= Law of Venezuela =

The legal system of Venezuela belongs to the Continental Law tradition. Venezuela was the first country in the world to abolish the death penalty for all crimes, doing so in 1863.

==Public law==
The basis for its public law is the 1999 Constitution. The 1999 Constitution made significant changes to the separation of powers. Instead of the usual three branches of government, the new Bolivarian Republic of Venezuela has five:
1. The executive branch (the Presidency).
2. The legislative branch (the National Assembly of Venezuela).
3. The judicial branch (the judiciary).
4. The electoral branch (poder electoral, or "electoral power").
5. The citizens' branch (poder ciudadano, or "citizens' power").
The electoral branch is headed by the National Electoral Council (CNE). It is responsible for the independent oversight of all municipal, state, and federal elections in the country. The citizens' branch is constituted by the (defensor del pueblo) (ombudsman or "defender of the people"), the Chief Public Prosecutor (fiscal general), and the comptroller general (contralor general). It is responsible for representing and defending the citizens in their dealings with the powers of the Venezuelan state.

The judicial branch is headed by the Supreme Tribunal of Justice, whose 32 justices ("magistrados") are elected by the National Assembly for a single 12-year term.

==Criminal Law==
Until 1998, Venezuelan criminal law was governed by the Código de Enjuiciamiento Criminal of 1926. The 1926 procedures "followed many of the traditional rules of inquisitorial tradition", with the pretrial process substantially under the judge's control. At the initial sumario step, a judge would direct the police investigation, and after the police apprehended suspects, the judge had 72 hours to decide whether to detain them.

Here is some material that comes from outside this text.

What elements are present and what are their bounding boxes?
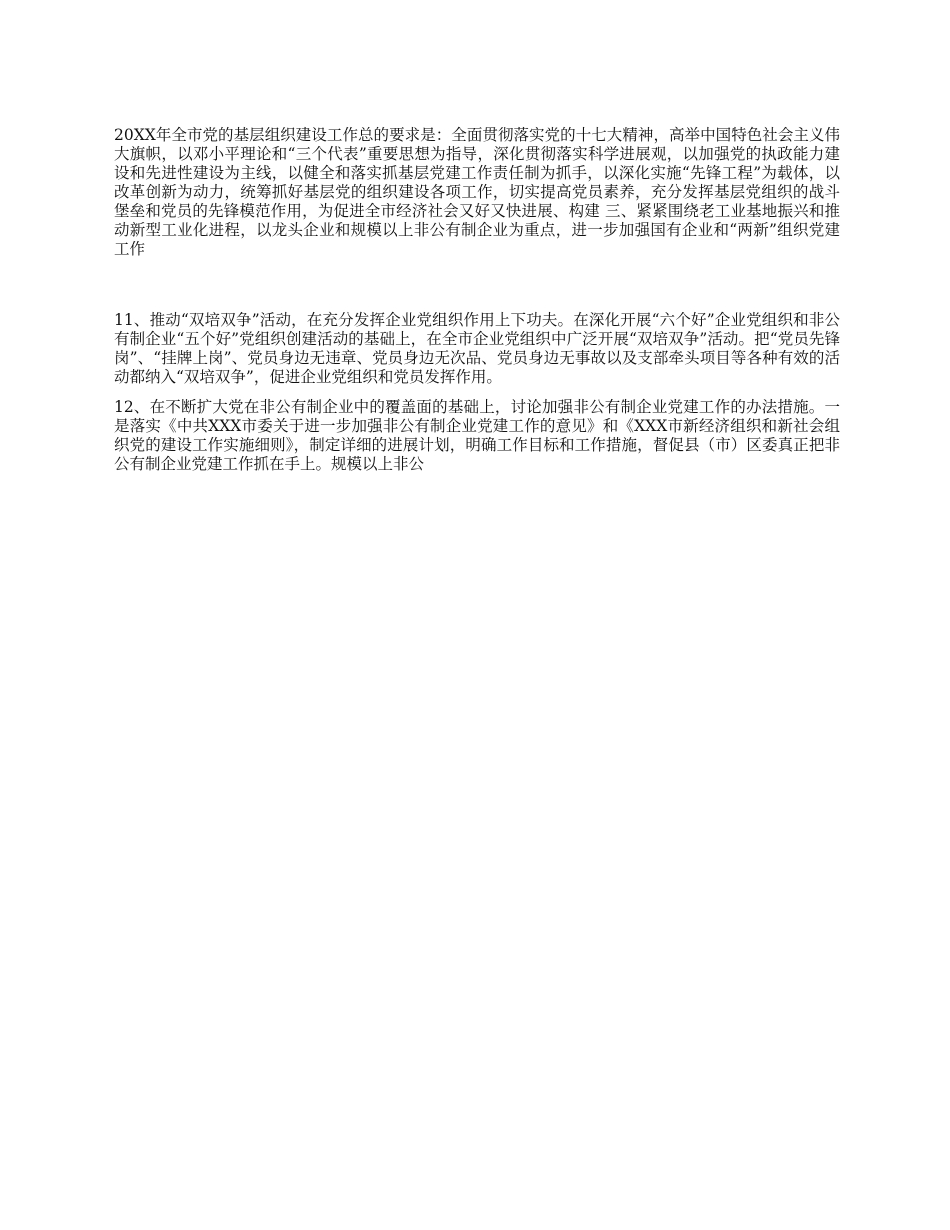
paragraph-item-11: 11、推动“双培双争”活动，在充分发挥企业党组织作用上下功夫。在深化开展“六个好”企业党组织和非公有制企业“五个好”党组织创建活动的基础上，在全市企业党组织中广泛开展“双培双争”活动。把“党员先锋岗”、“挂牌上岗”、党员身边无违章、党员身边无次品、党员身边无事故以及支部牵头项目等各种有效的活动都纳入“双培双争”，促进企业党组织和党员发挥作用。 <box>114 311 840 386</box>
paragraph-item-12: 12、在不断扩大党在非公有制企业中的覆盖面的基础上，讨论加强非公有制企业党建工作的办法措施。一是落实《中共XXX市委关于进一步加强非公有制企业党建工作的意见》和《XXX市新经济组织和新社会组织党的建设工作实施细则》，制定详细的进展计划，明确工作目标和工作措施，督促县（市）区委真正把非公有制企业党建工作抓在手上。规模以上非公 <box>114 398 840 473</box>
document-body <box>114 126 840 474</box>
paragraph-general-requirements: 20XX年全市党的基层组织建设工作总的要求是：全面贯彻落实党的十七大精神，高举中国特色社会主义伟大旗帜，以邓小平理论和“三个代表”重要思想为指导，深化贯彻落实科学进展观，以加强党的执政能力建设和先进性建设为主线，以健全和落实抓基层党建工作责任制为抓手，以深化实施“先锋工程”为载体，以改革创新为动力，统筹抓好基层党的组织建设各项工作，切实提高党员素养，充分发挥基层党组织的战斗堡垒和党员的先锋模范作用，为促进全市经济社会又好又快进展、构建 三、紧紧围绕老工业基地振兴和推动新型工业化进程，以龙头企业和规模以上非公有制企业为重点，进一步加强国有企业和“两新”组织党建工作 <box>114 126 840 258</box>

At the second plenario step the process became more adversarial and documents of process made available to the defendant, but the judge still had "wide discretion to pursue charges beyond those outlined in the accusation". The 1926 code was established by the dictator Juan Vicente Gómez, and represented a substantial change from the late nineteenth and early twentieth century procedures, where Venezuela had jury trials and oral procedures in some states. Gómez standardized legal procedures and suppressed juries.

In July 1998, Venezuela's criminal law was radically reformed, with the replacement of the 1926 code with the Código Orgánico Procesal Penal. The old secret sumario phase was abolished, and defendants had the immediate right to a lawyer on arrest or indictment. The indictment and police investigation process was now controlled by prosecutors rather than judges, and suspects had to be charged within 24 hours. For more serious crimes, jurors would be involved. Plea bargaining was accepted, and in some cases, defendants could avoid punishment by making restitution to their victims. However, the radical package of reforms, partly inspired by Germany's "liberal code, low crime, and notably small incarcerated population", ignored the dominant Venezuelan culture "in which the only conceivable form of punishment is prison or corporal punishment".

Within a year of the new criminal code, commissions had been formed to consider revising it. The first reform, in March 2000, among other changes, reinstated the old 72-hour time limit for judicial decision on imprisonment. The reform was presented as "a necessary defense of society from criminality, implying that the new code was ill-adapted to Venezuelan society and overly lenient toward criminals". Further changes in November 2001 made a substantial number of changes, which "left very little of the original spirit of the 1998 code". Jury trials were abolished, and among the changes, prosecutors were given six months to proceed with the trial or drop charges. In 1999 - 2001, a high proportion of jury trials had been postponed, as a range of problems with the new jury approach remained to be addressed. However, other delays were more significant contributors to postponement. Whilst the number of criminal judges more than doubled from 1998 to 2004, the number of prosecutors did not substantially increase, despite the increased importance of this office in the legal system. The Venezuelan Fiscal General estimated 2900 cases per prosecutor in 2004, rising to 4000 in 2006.

In 2012, Venezuela banned the possession of firearms in public places. In addition, it banned the commercial sale and private import of firearms and ammunition, following a public consultation showing strong support for the measure.